According to a news release, only 209 schools nationwide have achieved this accreditation, and Bay was just one of 25 schools in Ohio to earn such an honor.
Since its inception in 1988, the award has helped provide opportunities to more students in the high-paying fields of computer science, the release said.
In 2017 alone, female participation in these AP computer science classes increased by 39%.
Robert Hoon, director of curriculum and instruction for the Bay Village School District, told The Morning Journal that computer science has traditionally been a very male-dominated field of study nationally.
“Our high school program won this award because it expanded women’s access to our classes,” Hung said. “It’s a very important honor.”
Hoon praised Brent Neibecker, AP Computer Science Teacher, along with District Superintendent Scot Prebles.
Her high-level work as a teacher at Bay High School has allowed the school to expand female participation, as well as increase participation throughout AP classes.
“Mr. Neibecker has taught AP Computer Science since the beginning of our offering,” said Hoon. “Students are very interested.
“I think a lot of that can be attributed to Mr.
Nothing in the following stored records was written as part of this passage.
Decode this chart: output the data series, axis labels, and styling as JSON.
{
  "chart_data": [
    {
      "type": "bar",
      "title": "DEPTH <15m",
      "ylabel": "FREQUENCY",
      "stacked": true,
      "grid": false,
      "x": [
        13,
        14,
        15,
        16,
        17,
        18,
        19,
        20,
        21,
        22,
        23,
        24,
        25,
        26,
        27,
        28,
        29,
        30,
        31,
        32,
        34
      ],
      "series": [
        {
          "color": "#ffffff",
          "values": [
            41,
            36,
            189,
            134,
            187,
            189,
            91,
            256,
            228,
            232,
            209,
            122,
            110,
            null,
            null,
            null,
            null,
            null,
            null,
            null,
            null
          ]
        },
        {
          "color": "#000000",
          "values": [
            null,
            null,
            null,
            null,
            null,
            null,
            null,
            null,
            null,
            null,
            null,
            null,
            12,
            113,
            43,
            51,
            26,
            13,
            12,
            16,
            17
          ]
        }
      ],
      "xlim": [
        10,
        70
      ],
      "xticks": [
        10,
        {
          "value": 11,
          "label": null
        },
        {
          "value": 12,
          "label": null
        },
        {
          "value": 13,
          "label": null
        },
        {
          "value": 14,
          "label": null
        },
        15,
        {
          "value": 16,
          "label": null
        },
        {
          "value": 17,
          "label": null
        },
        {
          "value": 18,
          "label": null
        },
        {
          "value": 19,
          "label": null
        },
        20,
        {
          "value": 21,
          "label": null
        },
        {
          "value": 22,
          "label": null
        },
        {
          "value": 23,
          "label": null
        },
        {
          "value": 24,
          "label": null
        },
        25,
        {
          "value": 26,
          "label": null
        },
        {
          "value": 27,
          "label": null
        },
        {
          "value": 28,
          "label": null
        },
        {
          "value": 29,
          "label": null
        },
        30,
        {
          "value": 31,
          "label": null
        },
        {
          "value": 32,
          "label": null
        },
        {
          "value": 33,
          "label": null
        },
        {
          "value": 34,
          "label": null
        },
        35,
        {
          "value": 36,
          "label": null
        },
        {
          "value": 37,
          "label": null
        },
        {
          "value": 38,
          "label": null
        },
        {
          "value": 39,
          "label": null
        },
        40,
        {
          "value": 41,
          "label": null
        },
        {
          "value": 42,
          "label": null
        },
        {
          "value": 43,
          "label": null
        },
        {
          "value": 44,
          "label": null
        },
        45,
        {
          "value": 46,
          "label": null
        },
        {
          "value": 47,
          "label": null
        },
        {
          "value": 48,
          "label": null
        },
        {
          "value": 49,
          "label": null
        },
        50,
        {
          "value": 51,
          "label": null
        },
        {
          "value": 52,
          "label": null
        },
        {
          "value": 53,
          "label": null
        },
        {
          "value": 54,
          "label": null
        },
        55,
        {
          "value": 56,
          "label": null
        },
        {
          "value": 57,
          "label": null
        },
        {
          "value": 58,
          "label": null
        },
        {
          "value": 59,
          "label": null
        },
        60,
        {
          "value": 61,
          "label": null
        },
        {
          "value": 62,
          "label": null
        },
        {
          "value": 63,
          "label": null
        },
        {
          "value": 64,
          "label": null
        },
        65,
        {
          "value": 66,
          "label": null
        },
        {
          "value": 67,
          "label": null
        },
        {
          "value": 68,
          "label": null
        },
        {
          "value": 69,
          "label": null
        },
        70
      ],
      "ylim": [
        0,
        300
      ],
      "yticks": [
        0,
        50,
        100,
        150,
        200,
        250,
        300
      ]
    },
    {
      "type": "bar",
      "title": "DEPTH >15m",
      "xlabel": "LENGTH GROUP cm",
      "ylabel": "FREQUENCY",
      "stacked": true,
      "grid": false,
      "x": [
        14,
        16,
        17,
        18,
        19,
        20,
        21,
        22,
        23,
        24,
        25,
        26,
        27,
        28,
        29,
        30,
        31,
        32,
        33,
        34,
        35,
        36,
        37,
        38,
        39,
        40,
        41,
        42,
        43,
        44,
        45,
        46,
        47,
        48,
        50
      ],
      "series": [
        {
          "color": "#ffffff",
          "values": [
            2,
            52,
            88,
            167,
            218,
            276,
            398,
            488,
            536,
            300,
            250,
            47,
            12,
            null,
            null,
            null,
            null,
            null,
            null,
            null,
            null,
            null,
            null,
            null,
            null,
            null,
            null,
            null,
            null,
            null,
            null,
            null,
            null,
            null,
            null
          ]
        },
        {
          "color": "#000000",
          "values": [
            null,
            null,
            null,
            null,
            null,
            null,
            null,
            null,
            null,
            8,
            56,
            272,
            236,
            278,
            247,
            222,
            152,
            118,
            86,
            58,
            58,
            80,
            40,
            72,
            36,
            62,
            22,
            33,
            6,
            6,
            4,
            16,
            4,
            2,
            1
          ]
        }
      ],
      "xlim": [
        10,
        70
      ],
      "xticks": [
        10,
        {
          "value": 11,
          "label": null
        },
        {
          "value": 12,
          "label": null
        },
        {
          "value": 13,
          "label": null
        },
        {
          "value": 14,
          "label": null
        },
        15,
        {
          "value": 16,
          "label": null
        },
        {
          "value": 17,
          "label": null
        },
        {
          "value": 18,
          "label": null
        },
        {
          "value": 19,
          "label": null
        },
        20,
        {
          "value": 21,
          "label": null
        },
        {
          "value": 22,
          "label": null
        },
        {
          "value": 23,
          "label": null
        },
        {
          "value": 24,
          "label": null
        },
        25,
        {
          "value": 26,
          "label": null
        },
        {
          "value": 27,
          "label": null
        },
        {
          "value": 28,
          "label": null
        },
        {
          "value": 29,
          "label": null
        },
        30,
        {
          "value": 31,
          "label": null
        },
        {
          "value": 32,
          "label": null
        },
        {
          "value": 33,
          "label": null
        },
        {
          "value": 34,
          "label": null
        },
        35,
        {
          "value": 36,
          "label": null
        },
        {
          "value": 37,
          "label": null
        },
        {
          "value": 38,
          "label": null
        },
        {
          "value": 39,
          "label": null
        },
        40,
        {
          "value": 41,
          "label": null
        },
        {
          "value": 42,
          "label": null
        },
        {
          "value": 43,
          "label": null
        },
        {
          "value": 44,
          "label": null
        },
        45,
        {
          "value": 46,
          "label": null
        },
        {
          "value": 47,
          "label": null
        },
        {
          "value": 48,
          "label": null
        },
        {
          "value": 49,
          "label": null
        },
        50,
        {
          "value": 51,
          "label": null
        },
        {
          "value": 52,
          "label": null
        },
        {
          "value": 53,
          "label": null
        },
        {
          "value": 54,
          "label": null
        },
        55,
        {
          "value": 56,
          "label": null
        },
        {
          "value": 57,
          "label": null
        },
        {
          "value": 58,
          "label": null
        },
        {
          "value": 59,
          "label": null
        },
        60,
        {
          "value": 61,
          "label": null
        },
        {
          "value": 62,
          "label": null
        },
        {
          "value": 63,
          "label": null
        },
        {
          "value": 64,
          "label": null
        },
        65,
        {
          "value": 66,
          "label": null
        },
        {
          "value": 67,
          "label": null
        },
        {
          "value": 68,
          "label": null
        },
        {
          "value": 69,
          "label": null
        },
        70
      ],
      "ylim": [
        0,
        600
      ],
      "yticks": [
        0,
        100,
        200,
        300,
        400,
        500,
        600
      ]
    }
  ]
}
Nyvecker’s role in the classroom, and he certainly sparked student interest throughout his high school career.”
Head of Mathematics at Bay High School, Naiveker is involved in many of the day-to-day operations of the school’s math class.
Hoon says AP computer science is just one part of Neibecker’s job, but it’s one he takes great pride in.
Hoon said Neibecker has contributed to her success in class during the coronavirus pandemic.
“To be fair,[Nyvecker]has really weathered the COVID-19 pandemic in a class that can’t be easily replicated,” Hoon said. “He did a great job with it.
“Student interest continues to be very high.”
In addition to education, the district wants to give students the opportunities they need to succeed, Hoon said.
Prebles said winning the award not only shows that the district supports students in a big way, but the work isn’t done.
“Equality comes from opportunity,” said Phe. “The most important thing we can do is provide opportunities for all students, male and female.
“Having different students in the classroom increases the chances of learning in different ways.”
One of the district’s challenges is preserving each student’s personal experience, says Prebles.
The state’s large curriculum remains the same for each student, but school districts strive to ensure that things feel relatively personalized, he said.
“That’s the job,” said Prebles. “Truly, excellence in education, if you can see your programs, policies and procedures, you will see that there is opportunity for every student in your school district.
“Basically, all ships rise.”
Prebles and Hoon said school counselors are essential to maintaining a sense of individuality in students.
And each student has a different career path.
“The relationships we have developed with our students and school counselors have really helped this program and others grow,” Hung said. “Having the ability to independently plan a course for each student would be really helpful.”
According to the district, national recognition is great, but it’s not the best moment of their academic instruction.
Instead, the district said it wanted to use this recognition as a starting point to create more opportunities for current students and those looking to move up the ranks.
“This is very important and something we are very proud of,” said Hoon. “But frankly, it’s the beginning of what we want to do.”